En esta misma línea de pensamiento, podemos hacer eco de los programas de conciliación que se desarrollan en diversas escuelas del país, en aras de mejorar la convivencia en todos los escenarios de la vida escolar; ejemplo de ello es la experiencia sobre conciliación como mecanismo de resolución de conflictos de la Escuela Normal Superior Montes de María, en cuya estrategia titulada Comités de Resolución de Conflictos Escolares de la Escuela Normal (CRECEN) fundamenta su trabajo en la comunicación interpersonal para la resolución pacífica de conflictos escolares.

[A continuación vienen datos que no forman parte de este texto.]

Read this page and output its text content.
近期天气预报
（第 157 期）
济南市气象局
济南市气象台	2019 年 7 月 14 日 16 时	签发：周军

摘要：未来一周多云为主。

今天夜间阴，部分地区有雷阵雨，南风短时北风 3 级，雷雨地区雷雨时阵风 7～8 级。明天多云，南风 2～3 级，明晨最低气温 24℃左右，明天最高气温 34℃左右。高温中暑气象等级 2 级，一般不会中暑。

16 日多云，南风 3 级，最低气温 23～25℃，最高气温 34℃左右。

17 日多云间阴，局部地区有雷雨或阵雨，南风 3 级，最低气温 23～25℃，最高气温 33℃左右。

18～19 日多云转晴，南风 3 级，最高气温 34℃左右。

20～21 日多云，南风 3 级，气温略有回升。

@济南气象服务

En este mismo sentido, en Bogotá desde el año 2002, el colegio Fabio Lozano Simonelli viene implementado un proyecto que permite a los estudiantes graduarse como conciliadores, pues los forman en competencias que les permiten analizar los conflictos dentro del ámbito escolar para encontrarles posibles soluciones y así mejorar la convivencia.

Todo lo anterior muestra significativamente el trabajo que desde el Ministerio Educación Nacional y desde las Escuelas se ha desarrollado en busca de mejorar la convivencia escolar en Colombia, siempre teniendo en cuenta que la comunicación educativa es una herramienta importante en este proceso.

Conclusión

La comunicación educativa es la alternativa más idónea para mejorar la convivencia escolar, pues no solamente contribuye a la transformación de conflictos en la cotidianidad de las instituciones educativas, sino también los previene a partir del diálogo basado en el respeto y aceptación del otro.

Organizaciones internacionales como ONU y OEA resaltan la importancia de la comunicación para el desarrollo humano y la sana convivencia, al igual que en Colombia, donde se han señalado políticas educativas para la formación escolar en convivencia orientadas por el diálogo. Todo esto con el objetivo de hacer de las personas seres humanos capaces de convivir en forma armónica en una sociedad que así lo demanda, debido a las constantes olas de violencia que la sucumben.